Yoga is so prevalent in the modern world, practiced by pop stars, taught in schools, and offered in yoga centers, health clubs, and even shopping malls. So prevalent, that we take its presence and meaning for granted. But how did the current yoga boom happen? And is it really rooted in ancient Indian practices, as many of its adherents claim?
In this groundbreaking book, Mark Singleton calls into question many commonly held beliefs about the nature and origins of postural yoga (asana) and suggests a radically new way of understanding the meaning of yoga as it is practiced by millions of people across the world today. Singleton shows that, contrary to popular belief, there is no evidence in the Indian tradition for the kind of health and fitness-oriented asana practice that dominates the global yoga scene of the twenty-first century. Singleton's surprising-and surely controversial-thesis is that yoga as it is popularly practiced today owes a greater debt to modern Indian nationalism and, even more surprisingly, to the spiritual aspirations of European bodybuilding and early 20th-century women's gymnastic movements of Europe and America, than it does to any ancient Indian yoga tradition. This discovery enables Singleton to explain, as no one has done before, how the most prevalent forms of postural yoga, like Ashtanga, Bikram and Hatha yoga, came to be the hugely popular phenomena they are today. Drawing on a wealth of rare documents from archives in India, the UK and the USA, as well as interviews with the few remaining, now very elderly figures in the 1930s Mysore asana revival, Yoga Body turns the conventional wisdom about yoga on its head.

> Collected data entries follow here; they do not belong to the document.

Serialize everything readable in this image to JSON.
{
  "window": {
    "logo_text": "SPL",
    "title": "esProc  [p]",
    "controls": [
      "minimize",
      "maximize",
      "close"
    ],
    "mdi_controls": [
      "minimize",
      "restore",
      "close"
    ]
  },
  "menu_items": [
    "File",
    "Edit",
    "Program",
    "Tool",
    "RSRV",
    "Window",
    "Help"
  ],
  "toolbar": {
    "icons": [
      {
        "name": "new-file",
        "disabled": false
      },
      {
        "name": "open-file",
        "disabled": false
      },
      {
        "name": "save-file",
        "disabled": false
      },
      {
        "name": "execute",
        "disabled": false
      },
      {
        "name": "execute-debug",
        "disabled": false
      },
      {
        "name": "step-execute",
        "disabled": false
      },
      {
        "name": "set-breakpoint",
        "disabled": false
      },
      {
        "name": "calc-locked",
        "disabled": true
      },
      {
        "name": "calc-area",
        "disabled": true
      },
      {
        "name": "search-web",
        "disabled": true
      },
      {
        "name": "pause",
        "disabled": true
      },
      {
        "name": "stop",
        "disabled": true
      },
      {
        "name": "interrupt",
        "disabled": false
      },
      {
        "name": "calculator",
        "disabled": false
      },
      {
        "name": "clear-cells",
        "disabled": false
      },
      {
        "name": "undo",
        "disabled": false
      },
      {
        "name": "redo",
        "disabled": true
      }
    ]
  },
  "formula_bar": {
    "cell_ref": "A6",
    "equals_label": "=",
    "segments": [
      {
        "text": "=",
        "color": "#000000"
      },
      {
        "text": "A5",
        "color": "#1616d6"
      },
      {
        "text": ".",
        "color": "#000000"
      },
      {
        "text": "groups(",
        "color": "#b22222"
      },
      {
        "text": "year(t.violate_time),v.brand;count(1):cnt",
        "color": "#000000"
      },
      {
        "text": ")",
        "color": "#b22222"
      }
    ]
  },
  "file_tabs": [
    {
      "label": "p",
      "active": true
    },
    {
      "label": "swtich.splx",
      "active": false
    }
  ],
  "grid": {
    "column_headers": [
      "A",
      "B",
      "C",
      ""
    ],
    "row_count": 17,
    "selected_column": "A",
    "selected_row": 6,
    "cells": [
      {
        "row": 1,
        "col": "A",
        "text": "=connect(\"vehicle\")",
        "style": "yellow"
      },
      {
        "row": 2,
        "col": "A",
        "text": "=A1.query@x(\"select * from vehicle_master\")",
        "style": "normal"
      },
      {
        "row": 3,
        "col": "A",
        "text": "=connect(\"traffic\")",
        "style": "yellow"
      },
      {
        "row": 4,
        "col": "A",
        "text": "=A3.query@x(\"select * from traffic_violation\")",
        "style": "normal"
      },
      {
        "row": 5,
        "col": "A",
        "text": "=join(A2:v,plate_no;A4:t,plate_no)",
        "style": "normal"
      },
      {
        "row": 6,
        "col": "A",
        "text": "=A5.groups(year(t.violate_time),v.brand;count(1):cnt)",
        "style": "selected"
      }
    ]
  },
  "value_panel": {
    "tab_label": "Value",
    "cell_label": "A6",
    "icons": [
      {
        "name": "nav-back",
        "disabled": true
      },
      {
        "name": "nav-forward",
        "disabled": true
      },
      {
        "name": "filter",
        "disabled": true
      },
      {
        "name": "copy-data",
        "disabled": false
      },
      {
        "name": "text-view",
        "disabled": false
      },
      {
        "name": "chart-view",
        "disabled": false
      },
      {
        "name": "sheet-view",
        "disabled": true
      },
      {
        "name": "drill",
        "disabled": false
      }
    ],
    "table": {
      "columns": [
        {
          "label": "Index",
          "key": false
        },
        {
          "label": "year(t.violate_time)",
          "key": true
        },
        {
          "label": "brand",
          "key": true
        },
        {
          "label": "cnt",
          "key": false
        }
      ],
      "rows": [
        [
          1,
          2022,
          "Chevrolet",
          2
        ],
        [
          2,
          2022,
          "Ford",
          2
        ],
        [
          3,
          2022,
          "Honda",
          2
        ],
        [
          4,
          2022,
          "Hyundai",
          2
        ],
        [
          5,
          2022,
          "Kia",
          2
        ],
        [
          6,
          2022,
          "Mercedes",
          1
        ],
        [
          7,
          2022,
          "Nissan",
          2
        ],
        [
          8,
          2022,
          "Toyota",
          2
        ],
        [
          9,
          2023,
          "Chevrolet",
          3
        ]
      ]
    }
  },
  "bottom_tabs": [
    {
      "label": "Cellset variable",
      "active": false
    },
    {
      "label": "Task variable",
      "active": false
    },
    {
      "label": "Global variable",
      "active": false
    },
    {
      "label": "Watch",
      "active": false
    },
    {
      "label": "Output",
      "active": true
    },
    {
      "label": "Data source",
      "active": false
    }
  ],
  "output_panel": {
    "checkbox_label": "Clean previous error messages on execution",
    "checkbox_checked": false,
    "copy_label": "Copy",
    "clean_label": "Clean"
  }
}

A true must-read for anyone interested in the history of yoga!
- 272 pages
About the author
Mark Singleton works on yoga in tradition and modernity. He was research assistant to Elizabeth De Michelis at Cambridge University’s Dharam Hinduja Institute of Indic Research in 2002-3, and went on to complete a Ph.D at Cambridge’s Faculty of Divinity. His books include Yoga in the Modern World (Routledge 2008, ed. with Jean Byrne); Yoga Body, The Origins of Modern Posture Practice (OUP 2010); Gurus of Modern Yoga (OUP 2014, ed. with Ellen Goldberg); and Roots of Yoga (Penguin Classics 2016, with James Mallinson). He has also written articles, book chapters and encyclopedia entries on yoga.